| HOUSING — Residential Care Homes — Registration — Refusal of application for registration as person fit to manage particular care home — Appeal to Care Standards Tribunal after withdrawal of employment offer at particular premises — Whether application for registration required to relate to specific establishment — Whether appeal precluded by specific establishment ceasing to be available — Care Standards Act 2000, ss 11(1), 12(3), 13(2), 14(1), 17(1) — Protection of Children and Vulnerable Adults and Care Standards Tribunal Regulations 2002, reg 4A
Welsh Ministers v Care Standards Tribunal and another; [2008] WLR (D) 8
QBD: Davis J: [2008] EWHC 49 (Admin) 24th January 2008)
The registration of an individual as a manager under Part II of the Care Standards Act 2000 had to relate to a specific establishment or agency.

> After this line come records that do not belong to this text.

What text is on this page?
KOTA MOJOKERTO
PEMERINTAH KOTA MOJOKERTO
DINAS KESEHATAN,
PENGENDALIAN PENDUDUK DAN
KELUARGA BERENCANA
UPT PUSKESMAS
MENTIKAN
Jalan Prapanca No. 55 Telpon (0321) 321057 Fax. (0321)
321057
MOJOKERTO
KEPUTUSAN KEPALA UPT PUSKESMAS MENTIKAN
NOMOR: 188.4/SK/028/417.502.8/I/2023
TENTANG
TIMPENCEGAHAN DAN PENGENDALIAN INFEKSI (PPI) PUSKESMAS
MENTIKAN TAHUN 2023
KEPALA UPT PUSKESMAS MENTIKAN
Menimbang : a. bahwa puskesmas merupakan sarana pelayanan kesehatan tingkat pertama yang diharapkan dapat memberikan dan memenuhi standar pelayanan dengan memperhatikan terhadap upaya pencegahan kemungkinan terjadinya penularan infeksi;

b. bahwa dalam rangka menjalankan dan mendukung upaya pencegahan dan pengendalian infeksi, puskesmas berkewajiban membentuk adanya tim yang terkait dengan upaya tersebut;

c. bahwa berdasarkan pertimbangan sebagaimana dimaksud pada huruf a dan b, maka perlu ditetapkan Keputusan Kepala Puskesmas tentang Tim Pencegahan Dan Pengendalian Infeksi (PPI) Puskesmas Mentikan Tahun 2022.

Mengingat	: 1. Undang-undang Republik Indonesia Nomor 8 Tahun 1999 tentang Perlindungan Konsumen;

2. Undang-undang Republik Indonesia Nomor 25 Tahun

It was not necessarily the case however that all appeals to the Care Standards Tribunal concerning applications for registration as a manager where the premises in question had ceased to be available to the applicant should be struck out as being misconceived or having no reasonable prospect of success.
Davis J so held when dismissing an appeal by the Welsh Ministers against the decision of the Deputy President of the first respondent, the Care Standards Tribunal, of 1 October 2007 refusing to strike out an appeal brought by the second respondent, H, against the refusal by the National Assembly for Wales (now succeeded for present purposes by the Welsh Ministers) of her application for registration as a manager in respect of a particular care home under the provisions of the Care Standards Act 2000.
After the issue of H’s appeal the care home withdrew their offer of employment in respect of which the application for registration had been made. On her appeal against that refusal, the Welsh Ministers as respondents to that appeal, sought to strike out the appeal on grounds that, since there was no longer an offer of employment at the premises concerned, her appeal was misconceived or had no real prospect of success.
DAVIS J said that it was clear that the registration of an individual as manager under Part II of the 2000 Act had to be related to a specific establishment or agency. Ss 11(1), 12(3), 13(2), 14(1) and 17(1) of the 2000 Act, taken also in the context of Part II read as a whole, showed that registrations must relate to specific premises. It was not helpful to describe the registration requirements as either “person specific” or “premises specific” as though they were mutually exclusive. An individual had to be a person who was fit to manage “a” care home, and in addition had to be fit to manage “the” care home in question. It was not necessarily the case however that in all appeals to the tribunal concerning applications for registration as a manager where the premises in question had ceased to be available to the applicant, such appeals should be struck out as being misconceived or having no reasonable prospect of success. Such a fixed approach would not sit well with the discretionary power to strike out an appeal expressly conferred by reg 4A of the Protection of Children and Vulnerable Adults and Care Standards Tribunal Regulations 2002 (SI 2002/816). To strike out a claim summarily was a strong thing to do and such power had to be exercised with appropriate caution, particularly where the ability to secure employment was affected by the decision challenged. Despite there being no specific premises available H had prospects of offers of employment elsewhere as a care home manager and the Deputy President had been entitled to take that into account and to conclude that there was a practical advantage in allowing the appeal to continue. Since his overall approach was otherwise legitimate, it followed that no error of law was shown and there was no other basis for interfering with the decision to refuse to strike out.